Lors d’une déclaration à l’agence Lusa, João Mota Barroso, président de la Cave Coopérative de Borba, a souligné que «ces deux dernières années dépassent la moyenne» en termes de volume de production pour l’institution.
Habituellement, la cave «reçoit, lors d’années normales, 15 ou 16 millions de kilos de raisin et produit 12 ou 13 millions de litres de vin», a-t-il déclaré.
Cependant, lors de la campagne de 2024, la Cave de Borba a reçu de ses associés «19 millions de kilos de raisin, ce qui représente 16 ou 17 millions de litres de vin», une tendance à la hausse qui se poursuivait déjà de l’année précédente.
«C’était une année exceptionnelle, tout comme celle de 2023», a-t-il souligné, évoquant également la qualité, qui «n’est jamais remise en question».
«Dans un panorama de nombreux producteurs et de nombreuses parcelles, il y a toujours des qualités différentes, mais les coopératives parviennent toujours à garantir une qualité moyenne [du vin] assez élevée», a-t-il clarifié.
Avec un chiffre d’affaires qui a avoisiné les «15 à 16 millions d’euros» l’année dernière, la cave vend environ 80% de sa production sur le marché national et exporte «les autres 20 et quelques pour cent».
«À l’international, nous vendons à un large éventail de marchés, environ 30, mais les principaux sont le Brésil, les États-Unis et la France», a-t-il indiqué.
João Mota Barroso s’exprimait à Lusa lors du jour où la Cave Coopérative de Borba a organisé une conférence, dans son auditorium, pour réfléchir aux particularités de l’organisation coopérative dans le secteur et aux défis de l’Alentejo pour valoriser sa Dénomination d’Origine en tant que marque collective.
L’événement, avec des spécialistes du secteur vitivinicole, des représentants de coopératives de diverses régions et d’autres responsables du secteur, faisait partie des célébrations du 70e anniversaire de la Cave de Borba.
Le président de la coopérative, fondée en 1955, a rappelé à Lusa que la création de l’institution, comme celle d’autres à travers le pays, a été encouragée «par l’État Nouveau, au milieu du siècle dernier, pour répondre à une question d’organisation du secteur vitivinicole».
«Surtout pour résoudre un problème de regroupement de la production, de transformation de cette production dans de bonnes conditions et pour commercialiser cette production sur le marché dans de bonnes conditions, car la structure qui existait était basée sur des intermédiaires commerciaux et n’offrait pas de garanties d’une distribution correcte de la valeur jusqu’au viticulteur», a-t-il expliqué.
Pendant ces premiers «30 ou 40 ans, les caves ont chacune fait leur propre chemin, certaines avec plus de succès, d’autres avec moins, mais toutes dans le but de résoudre ce problème», cependant, actuellement, «le vin est un produit déjà différent», a-t-il continué.
«C’est un produit lié à des aspects de valeur qui ont peu à voir avec la question technique et dont la valeur pour le consommateur intègre d’autres composantes moins tangibles, qui gravitent autour de l’origine, de la façon dont il est fait, de l’histoire qui est racontée, du protagoniste et de l’acteur qui se cache derrière.

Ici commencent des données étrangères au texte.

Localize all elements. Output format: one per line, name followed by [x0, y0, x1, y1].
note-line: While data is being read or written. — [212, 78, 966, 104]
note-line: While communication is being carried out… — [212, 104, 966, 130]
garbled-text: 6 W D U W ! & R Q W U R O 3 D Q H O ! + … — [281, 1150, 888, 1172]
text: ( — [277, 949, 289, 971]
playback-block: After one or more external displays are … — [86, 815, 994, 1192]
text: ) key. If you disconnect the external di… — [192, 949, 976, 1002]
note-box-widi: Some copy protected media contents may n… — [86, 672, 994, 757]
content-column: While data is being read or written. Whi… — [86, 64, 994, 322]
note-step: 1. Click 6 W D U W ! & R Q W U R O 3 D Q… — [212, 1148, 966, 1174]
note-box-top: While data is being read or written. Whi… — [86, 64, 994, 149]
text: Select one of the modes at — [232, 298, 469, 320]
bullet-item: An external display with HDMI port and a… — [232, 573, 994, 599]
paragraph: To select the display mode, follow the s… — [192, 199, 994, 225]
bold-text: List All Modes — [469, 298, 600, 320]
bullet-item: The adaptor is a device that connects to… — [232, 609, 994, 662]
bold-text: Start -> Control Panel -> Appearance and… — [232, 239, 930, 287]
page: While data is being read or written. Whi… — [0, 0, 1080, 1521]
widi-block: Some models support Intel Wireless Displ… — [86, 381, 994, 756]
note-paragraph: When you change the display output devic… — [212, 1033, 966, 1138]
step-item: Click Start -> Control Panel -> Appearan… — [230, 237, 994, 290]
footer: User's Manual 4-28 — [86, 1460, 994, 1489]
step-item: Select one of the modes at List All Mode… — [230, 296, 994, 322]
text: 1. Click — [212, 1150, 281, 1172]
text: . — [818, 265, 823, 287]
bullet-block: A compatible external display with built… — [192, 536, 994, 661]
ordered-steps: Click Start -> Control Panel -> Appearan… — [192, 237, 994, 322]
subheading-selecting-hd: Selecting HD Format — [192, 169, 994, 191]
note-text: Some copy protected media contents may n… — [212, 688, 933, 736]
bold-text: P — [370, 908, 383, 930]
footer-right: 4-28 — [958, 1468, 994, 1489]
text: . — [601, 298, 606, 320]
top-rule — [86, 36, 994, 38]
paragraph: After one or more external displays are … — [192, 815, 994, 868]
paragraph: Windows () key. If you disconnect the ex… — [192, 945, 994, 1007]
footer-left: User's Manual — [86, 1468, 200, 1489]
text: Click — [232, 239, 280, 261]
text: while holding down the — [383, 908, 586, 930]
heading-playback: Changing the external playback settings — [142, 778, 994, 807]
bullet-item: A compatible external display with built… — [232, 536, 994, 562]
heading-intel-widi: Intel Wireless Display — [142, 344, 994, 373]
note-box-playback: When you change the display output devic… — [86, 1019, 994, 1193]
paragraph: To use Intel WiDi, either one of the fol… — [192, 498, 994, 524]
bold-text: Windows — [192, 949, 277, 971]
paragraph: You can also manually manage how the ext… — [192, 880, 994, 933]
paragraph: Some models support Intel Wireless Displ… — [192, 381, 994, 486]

Bref, une série d’autres valeurs pour lesquelles les coopératives n’ont pas été conçues», a-t-il argumenté.
C’est pourquoi, selon João Mota Barroso, le défi pour l’avenir des caves coopératives, qui «ont déjà un produit ayant une bonne performance du point de vue technique», consiste à avoir «une stratégie de communication» et à «être plus efficaces» pour éveiller l’intérêt des consommateurs, par rapport aux producteurs privés.
«Le consommateur n’accorde pas encore la juste valeur au produit des coopératives et pense que son origine n’est pas aussi noble que celle d’autres producteurs privés. Il se trompe, bien souvent ce qu’il y a dans la bouteille est identique à ce qu’il y avait chez la coopérative, mais il ne le perçoit pas ainsi et ce sont les coopératives elles-mêmes qui doivent résoudre ce problème», a-t-il défendu.
La coopérative compte aujourd’hui 230 viticulteurs associés qui cultivent environ 2 200 hectares de vigne, répartis en 75% de cépages rouges et 25% de cépages blancs.